Садовник бросил шар в меня, но я опять увернулся. Теперь был мой черед. На этот раз шар пролетел над головой Рода и мне показалось, что он побледнел. Но он все-таки продолжал сражаться. О, этот садовник был храбрец!
Наконец, друзья мои, час моего торжества настал! Садовник был одет в красный жилет и в этот-то жилет я и нацеливался. Цель была взята верно; можно было сказать, что это нацелился не гусар, а артиллерист. С отчаянным криком, с криком храбреца, признающего свое поражение, англичанин упал на деревянные колья, воткнутые в землю и громко застонал. Торжествуя победу, я бросился бедняге на помощь, поднял его с земли, расцеловал и стал говорить ему слова утешения и похвалы. Бедняга страшно мучился и не мог даже стоять выпрямившись. Но он был честен и откровенно признал, что я не случайно победил его. Он то-и-дело обращался к своему хозяину и повторял:
— О, милорд, он это сделал нарочно, он это сделал нарочно!
Вам, может-быть, покажется странным, что я, старый, больной старик, много говорю о таких пустяках. Но, призналось вам, друзья мои, что я придаю этим пустякам большое значение. Мне и старость-то легче переносить, когда я думаю о тех женщинах, которых я любил, и о тех мужчинах, которых я победил. Ровтон мне неоднократно говорил, что мои успехи в английском спорте не позабыты и что во всем Девоншире обо мне отзываются с похвалой и до сих пор. Особенно же, по словам лорда Ровтона, я прославился среди англичан моим боксерским состязанием с почтенным Бальдоком.
Произошло это состязание таким образом. По вечерам, в доме лорда Ровтона собиралось много спортсменов. Весь этот народ пил много вина, держал дикие пари и толковал о лошадях и лисицах. Я очень хорошо помню эту компанию. Здесь были: сэр Баррингтон, Джек Лонтон из Барнстэна, полковник Адисон, Джонни Миллер, лорд Садлер и мой противник, почтенный Бальдок. Все они были люди одной закваски. Любили выпить, пошуметь, подраться и поиграть в азартные игры.

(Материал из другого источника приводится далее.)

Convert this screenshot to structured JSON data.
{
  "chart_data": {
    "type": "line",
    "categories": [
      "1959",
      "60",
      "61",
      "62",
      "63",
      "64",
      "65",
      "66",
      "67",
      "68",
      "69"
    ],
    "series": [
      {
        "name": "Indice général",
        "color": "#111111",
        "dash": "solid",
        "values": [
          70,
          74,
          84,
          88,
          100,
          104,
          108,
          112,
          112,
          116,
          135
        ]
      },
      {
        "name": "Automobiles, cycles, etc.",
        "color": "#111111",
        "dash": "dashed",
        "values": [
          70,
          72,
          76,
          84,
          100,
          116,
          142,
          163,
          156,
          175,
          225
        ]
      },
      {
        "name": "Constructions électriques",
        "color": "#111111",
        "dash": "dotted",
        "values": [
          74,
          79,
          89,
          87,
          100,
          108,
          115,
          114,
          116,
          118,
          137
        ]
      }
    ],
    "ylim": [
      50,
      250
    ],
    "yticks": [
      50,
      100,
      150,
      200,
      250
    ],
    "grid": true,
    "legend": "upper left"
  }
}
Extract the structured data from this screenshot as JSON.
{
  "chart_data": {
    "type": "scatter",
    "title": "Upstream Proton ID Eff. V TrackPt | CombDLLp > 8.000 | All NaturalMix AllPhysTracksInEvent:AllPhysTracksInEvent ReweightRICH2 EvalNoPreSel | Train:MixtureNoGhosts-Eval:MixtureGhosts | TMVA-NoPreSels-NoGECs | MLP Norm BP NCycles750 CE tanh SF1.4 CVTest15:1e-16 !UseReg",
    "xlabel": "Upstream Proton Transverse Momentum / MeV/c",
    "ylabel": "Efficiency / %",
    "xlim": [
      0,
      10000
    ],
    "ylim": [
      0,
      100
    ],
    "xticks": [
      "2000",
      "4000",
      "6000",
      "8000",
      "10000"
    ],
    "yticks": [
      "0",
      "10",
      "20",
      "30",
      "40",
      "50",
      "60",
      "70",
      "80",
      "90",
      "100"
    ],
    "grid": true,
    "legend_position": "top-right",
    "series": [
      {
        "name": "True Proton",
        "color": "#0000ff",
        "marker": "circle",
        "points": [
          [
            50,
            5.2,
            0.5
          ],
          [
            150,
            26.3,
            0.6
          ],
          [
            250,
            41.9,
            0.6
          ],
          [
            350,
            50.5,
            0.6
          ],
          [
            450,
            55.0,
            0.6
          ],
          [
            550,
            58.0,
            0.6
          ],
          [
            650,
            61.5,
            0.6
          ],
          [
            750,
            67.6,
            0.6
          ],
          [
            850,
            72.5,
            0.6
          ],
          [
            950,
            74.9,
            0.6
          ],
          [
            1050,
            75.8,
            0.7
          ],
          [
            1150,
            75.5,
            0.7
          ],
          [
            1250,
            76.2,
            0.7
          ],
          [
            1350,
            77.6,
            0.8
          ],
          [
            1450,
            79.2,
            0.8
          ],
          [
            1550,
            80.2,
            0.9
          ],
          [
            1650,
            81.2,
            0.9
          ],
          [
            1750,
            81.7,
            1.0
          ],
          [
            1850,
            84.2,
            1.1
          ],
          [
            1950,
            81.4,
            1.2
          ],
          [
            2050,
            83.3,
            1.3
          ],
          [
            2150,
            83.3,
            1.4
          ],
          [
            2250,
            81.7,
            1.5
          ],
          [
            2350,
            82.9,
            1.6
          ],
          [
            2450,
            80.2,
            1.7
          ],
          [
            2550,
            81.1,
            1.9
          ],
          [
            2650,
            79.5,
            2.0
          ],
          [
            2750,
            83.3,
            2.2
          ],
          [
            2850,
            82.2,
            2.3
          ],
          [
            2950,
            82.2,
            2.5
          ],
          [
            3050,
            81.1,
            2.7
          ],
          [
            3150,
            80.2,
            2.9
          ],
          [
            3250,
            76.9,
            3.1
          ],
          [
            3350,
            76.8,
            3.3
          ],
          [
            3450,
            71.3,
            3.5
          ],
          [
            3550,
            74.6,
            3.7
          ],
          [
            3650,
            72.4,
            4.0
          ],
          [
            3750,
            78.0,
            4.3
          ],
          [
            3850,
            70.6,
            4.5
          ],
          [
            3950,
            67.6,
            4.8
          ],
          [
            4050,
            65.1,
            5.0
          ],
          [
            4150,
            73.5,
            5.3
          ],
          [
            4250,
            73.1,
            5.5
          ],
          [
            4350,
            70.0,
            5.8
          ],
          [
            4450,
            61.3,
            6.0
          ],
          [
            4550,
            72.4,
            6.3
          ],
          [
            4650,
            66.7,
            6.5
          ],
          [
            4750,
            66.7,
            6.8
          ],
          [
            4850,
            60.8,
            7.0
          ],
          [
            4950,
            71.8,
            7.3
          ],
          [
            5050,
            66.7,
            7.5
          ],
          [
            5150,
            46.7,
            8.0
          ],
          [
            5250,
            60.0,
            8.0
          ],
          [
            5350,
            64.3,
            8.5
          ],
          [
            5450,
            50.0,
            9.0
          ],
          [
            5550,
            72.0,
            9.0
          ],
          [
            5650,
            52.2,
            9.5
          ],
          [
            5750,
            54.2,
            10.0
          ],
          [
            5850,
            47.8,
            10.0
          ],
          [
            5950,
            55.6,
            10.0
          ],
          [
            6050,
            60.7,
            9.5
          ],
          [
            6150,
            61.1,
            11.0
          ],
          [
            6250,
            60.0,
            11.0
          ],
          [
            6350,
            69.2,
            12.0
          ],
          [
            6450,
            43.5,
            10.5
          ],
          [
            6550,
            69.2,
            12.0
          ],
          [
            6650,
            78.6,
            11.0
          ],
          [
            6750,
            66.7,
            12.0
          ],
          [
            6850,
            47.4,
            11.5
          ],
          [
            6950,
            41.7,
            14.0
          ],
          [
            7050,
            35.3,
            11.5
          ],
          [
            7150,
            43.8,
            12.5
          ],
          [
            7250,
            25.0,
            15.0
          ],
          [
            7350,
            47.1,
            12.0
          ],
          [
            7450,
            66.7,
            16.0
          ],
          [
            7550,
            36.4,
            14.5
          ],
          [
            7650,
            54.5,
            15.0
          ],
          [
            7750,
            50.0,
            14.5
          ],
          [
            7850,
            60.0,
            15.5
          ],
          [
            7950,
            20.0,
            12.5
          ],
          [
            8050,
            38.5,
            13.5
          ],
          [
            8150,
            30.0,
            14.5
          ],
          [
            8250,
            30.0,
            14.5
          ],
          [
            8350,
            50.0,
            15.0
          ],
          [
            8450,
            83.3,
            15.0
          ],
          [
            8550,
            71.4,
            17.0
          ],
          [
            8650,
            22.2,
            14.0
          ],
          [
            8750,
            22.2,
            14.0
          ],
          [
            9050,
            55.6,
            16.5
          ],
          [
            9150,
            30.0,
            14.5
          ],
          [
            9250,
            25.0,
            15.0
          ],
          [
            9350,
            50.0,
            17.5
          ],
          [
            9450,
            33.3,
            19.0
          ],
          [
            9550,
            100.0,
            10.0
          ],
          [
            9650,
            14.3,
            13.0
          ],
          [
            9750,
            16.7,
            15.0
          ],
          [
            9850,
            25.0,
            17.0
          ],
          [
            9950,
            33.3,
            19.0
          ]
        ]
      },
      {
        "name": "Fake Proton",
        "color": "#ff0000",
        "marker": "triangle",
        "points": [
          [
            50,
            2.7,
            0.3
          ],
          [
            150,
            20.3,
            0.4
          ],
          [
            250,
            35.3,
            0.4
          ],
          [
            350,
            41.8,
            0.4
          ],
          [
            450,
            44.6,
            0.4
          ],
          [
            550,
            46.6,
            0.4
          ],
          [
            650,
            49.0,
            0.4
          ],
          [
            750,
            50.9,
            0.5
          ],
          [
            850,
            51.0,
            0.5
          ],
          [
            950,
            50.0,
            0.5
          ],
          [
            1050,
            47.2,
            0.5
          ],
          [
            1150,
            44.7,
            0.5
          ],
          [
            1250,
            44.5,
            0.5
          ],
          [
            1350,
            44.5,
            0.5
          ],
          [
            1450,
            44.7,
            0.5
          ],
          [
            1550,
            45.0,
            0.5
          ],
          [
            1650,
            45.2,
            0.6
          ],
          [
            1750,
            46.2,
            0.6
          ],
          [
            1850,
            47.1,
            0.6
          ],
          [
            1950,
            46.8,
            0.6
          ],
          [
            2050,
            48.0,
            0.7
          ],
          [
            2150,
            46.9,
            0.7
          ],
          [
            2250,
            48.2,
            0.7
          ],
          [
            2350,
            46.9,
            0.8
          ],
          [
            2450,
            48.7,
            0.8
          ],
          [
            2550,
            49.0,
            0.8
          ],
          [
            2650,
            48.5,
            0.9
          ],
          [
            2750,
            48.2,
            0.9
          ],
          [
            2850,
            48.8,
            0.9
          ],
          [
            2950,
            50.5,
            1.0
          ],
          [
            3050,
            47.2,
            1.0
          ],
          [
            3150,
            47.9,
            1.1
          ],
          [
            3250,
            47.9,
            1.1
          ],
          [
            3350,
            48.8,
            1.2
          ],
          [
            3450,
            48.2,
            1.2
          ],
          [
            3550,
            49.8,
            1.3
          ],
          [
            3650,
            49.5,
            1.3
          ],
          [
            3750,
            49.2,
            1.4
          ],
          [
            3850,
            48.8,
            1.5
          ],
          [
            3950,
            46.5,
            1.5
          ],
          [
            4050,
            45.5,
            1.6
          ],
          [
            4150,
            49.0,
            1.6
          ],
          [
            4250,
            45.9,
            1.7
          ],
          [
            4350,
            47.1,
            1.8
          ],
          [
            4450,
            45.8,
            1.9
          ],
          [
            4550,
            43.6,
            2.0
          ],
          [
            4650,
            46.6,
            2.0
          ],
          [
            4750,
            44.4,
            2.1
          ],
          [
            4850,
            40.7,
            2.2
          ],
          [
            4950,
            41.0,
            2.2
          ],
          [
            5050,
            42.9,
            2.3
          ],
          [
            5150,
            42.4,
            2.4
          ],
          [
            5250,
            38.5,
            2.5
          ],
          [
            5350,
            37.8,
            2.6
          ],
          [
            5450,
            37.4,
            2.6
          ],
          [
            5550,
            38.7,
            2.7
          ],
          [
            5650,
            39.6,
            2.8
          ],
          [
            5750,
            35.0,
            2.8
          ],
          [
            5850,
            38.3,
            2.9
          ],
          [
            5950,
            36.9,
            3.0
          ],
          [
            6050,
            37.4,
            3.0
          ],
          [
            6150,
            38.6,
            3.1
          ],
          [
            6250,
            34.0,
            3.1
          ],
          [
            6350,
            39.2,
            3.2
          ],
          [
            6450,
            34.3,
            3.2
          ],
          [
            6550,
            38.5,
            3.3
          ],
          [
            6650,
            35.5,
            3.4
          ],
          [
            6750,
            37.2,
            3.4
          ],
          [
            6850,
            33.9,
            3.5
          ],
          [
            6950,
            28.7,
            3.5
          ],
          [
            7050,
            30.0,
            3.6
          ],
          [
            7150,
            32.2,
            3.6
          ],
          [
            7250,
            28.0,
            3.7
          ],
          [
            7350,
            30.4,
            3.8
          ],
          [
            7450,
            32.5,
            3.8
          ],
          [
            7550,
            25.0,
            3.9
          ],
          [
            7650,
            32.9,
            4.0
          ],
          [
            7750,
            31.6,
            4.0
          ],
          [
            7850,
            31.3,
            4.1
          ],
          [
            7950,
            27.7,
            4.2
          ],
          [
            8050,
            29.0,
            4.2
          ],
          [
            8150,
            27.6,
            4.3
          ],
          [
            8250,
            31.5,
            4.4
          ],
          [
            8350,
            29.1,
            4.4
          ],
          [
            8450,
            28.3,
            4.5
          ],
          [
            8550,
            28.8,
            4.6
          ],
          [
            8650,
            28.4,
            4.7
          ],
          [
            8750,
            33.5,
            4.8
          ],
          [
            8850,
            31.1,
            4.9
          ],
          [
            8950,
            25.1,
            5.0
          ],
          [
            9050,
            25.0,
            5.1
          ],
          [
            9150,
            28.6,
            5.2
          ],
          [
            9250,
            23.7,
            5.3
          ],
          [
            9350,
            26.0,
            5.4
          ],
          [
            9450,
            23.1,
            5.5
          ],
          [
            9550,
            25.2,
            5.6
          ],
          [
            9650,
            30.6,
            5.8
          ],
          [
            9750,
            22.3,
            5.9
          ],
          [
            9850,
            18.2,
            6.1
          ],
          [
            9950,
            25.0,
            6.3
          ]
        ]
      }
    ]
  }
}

У них были престранные капризы и необыкновенные прихоти. Но, несмотря на свои недостатки, все это были добрые, хотя и грубоватые ребята. Исключение составлял только этот Бальдок, толстый и неприятный человек, который очень хвастался своим уменьем боксировать. Однажды вечером он стал насмехаться над французами, говоря, что они ничего не понимают в спорте. Я рассердился и вызвал его на бой.
— Вы говорите, что хорошо боксируете? Так не угодно ли вам помериться со мной силами? — сказал я.
Вы скажете, друзья мои, что это было с моей стороны безумно? Согласен, но я был молод; имел горячую кровь и, кроме того, в этот вечер я слишком много выпил…
Итак, я решил показать этому хвастуну, что если мы, французы, не знаем английских фокусов, то не уступим им в храбрости.
Лорд Ровтон сперва не хотел позволить нам состязаться, но я стал настаивать. Вся компания мне рукоплескала, а некоторые одобрительно хлопали меня по…?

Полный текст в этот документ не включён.